Each volume is a visual resource with over 300 full-color illustrations, telling the story of a single artist with a look at the artist's life, the context in which he worked, and an analysis of his masterpieces.


Author Notes

Paul Gauguin, together with Vincent Van Gogh and Paul Cezanne, was one of the great masters of postimpressionism. His life story, prototypical of the artist-rebel, was the subject of films and novels, such as The Moon and Sixpence by W. Somerset Maugham.
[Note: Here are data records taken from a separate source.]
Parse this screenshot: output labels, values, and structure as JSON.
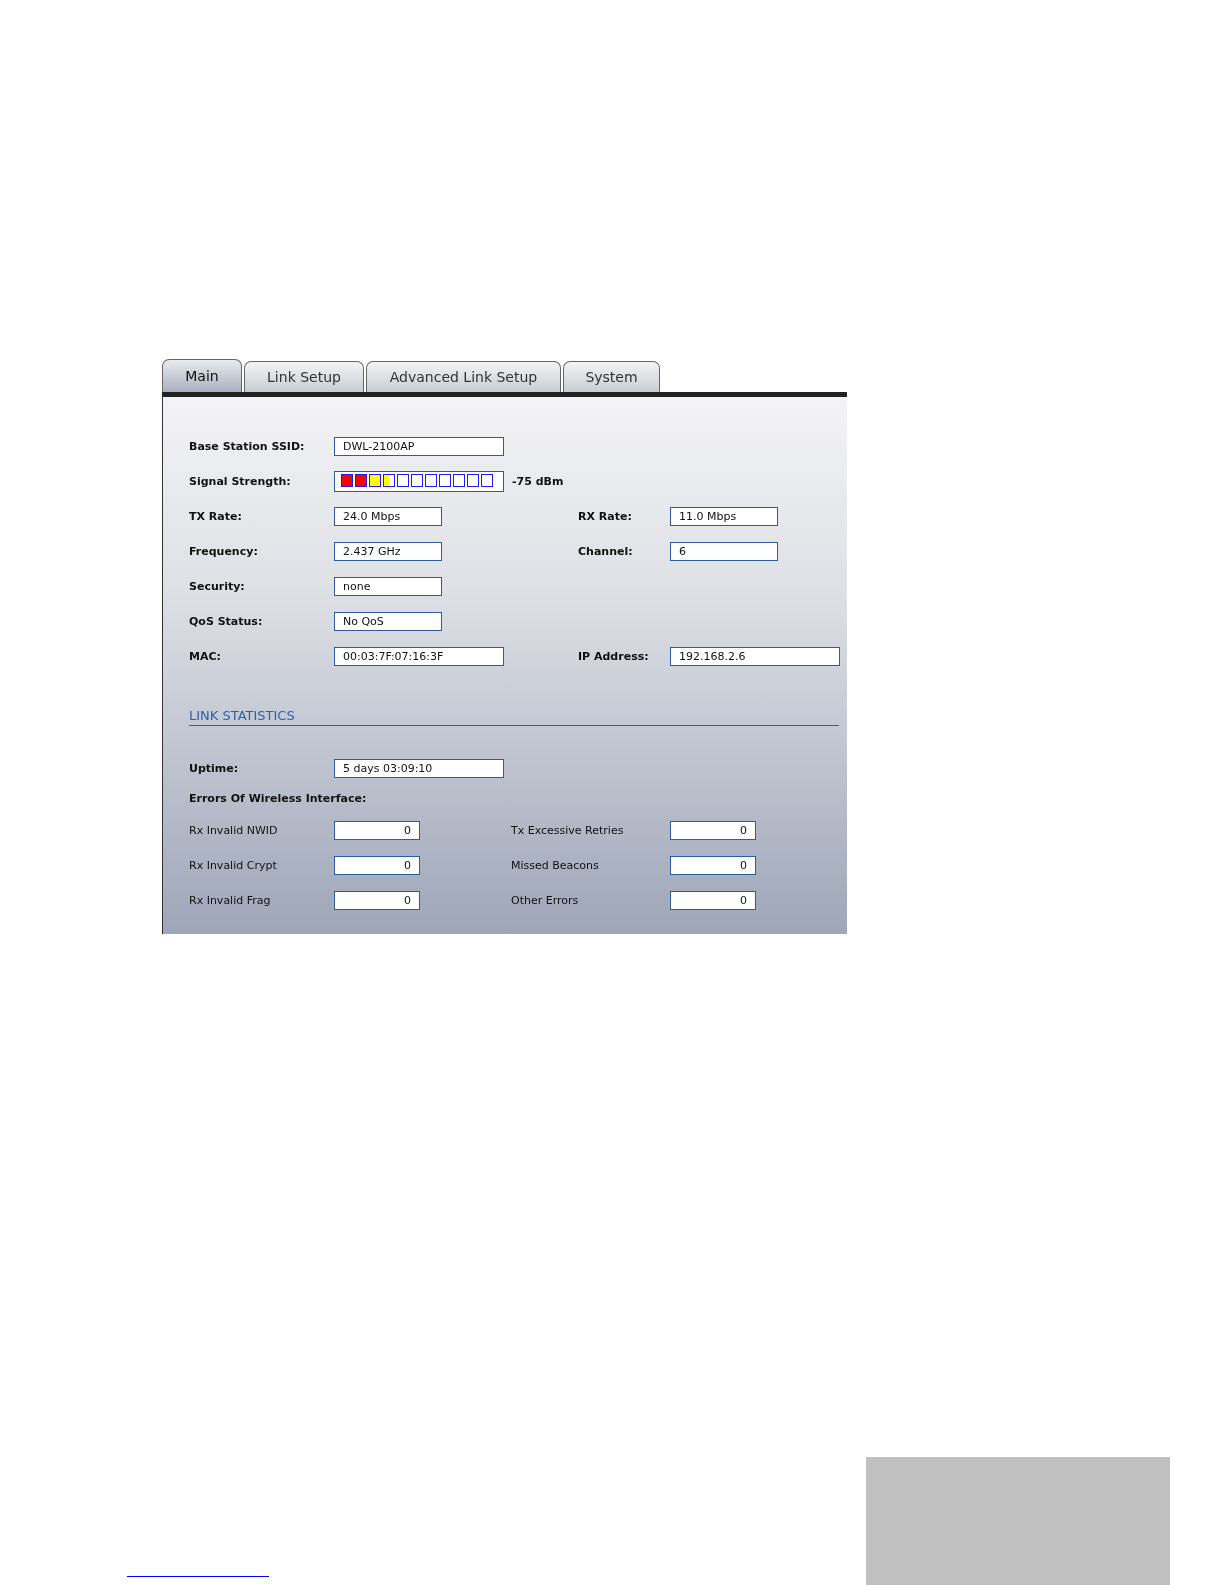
{
  "tabs": [
    {
      "label": "Main",
      "selected": true
    },
    {
      "label": "Link Setup",
      "selected": false
    },
    {
      "label": "Advanced Link Setup",
      "selected": false
    },
    {
      "label": "System",
      "selected": false
    }
  ],
  "status": [
    {
      "kind": "field",
      "label": "Base Station SSID:",
      "value": "DWL-2100AP"
    },
    {
      "kind": "signal",
      "label": "Signal Strength:",
      "level": 0.32,
      "reading": "-75 dBm"
    },
    {
      "kind": "field",
      "label": "TX Rate:",
      "value": "24.0 Mbps",
      "right": {
        "label": "RX Rate:",
        "value": "11.0 Mbps"
      }
    },
    {
      "kind": "field",
      "label": "Frequency:",
      "value": "2.437 GHz",
      "right": {
        "label": "Channel:",
        "value": "6"
      }
    },
    {
      "kind": "field",
      "label": "Security:",
      "value": "none"
    },
    {
      "kind": "field",
      "label": "QoS Status:",
      "value": "No QoS"
    },
    {
      "kind": "field",
      "label": "MAC:",
      "value": "00:03:7F:07:16:3F",
      "right": {
        "label": "IP Address:",
        "value": "192.168.2.6"
      }
    }
  ],
  "link_statistics": {
    "title": "LINK STATISTICS",
    "uptime": {
      "label": "Uptime:",
      "value": "5 days 03:09:10"
    },
    "errors_title": "Errors Of Wireless Interface:",
    "errors": [
      {
        "left": {
          "label": "Rx Invalid NWID",
          "value": "0"
        },
        "right": {
          "label": "Tx Excessive Retries",
          "value": "0"
        }
      },
      {
        "left": {
          "label": "Rx Invalid Crypt",
          "value": "0"
        },
        "right": {
          "label": "Missed Beacons",
          "value": "0"
        }
      },
      {
        "left": {
          "label": "Rx Invalid Frag",
          "value": "0"
        },
        "right": {
          "label": "Other Errors",
          "value": "0"
        }
      }
    ]
  }
}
Born in Paris, Gauguin spent his youth with his mother's family in Peru and went to sea as a 16-year-old. He then became a stockbroker in Paris, painting only in his spare time. His early paintings were in the impressionist style. In 1883 he broke with his bourgeois life and eventually separated from his family. In 1888 he visited Van Gogh in Arles---with disastrous results. In 1891 he went to Tahiti. Apart from a short return to Paris, he spent the rest of his life in the South Sea Islands, suffering from poverty, poor health, and recurring struggles with the colonial authorities.

In his art, Gauguin sought to return to nature and truth. Inspired by the islanders, among whom he was living, he covered his canvases with stark forms, rhythmic patterns, and strong color, going far beyond naturalistic representation. Through this, his influence on modern art was powerful. His book Noa Noa (1894--1900) is a moving account of his thoughts and life.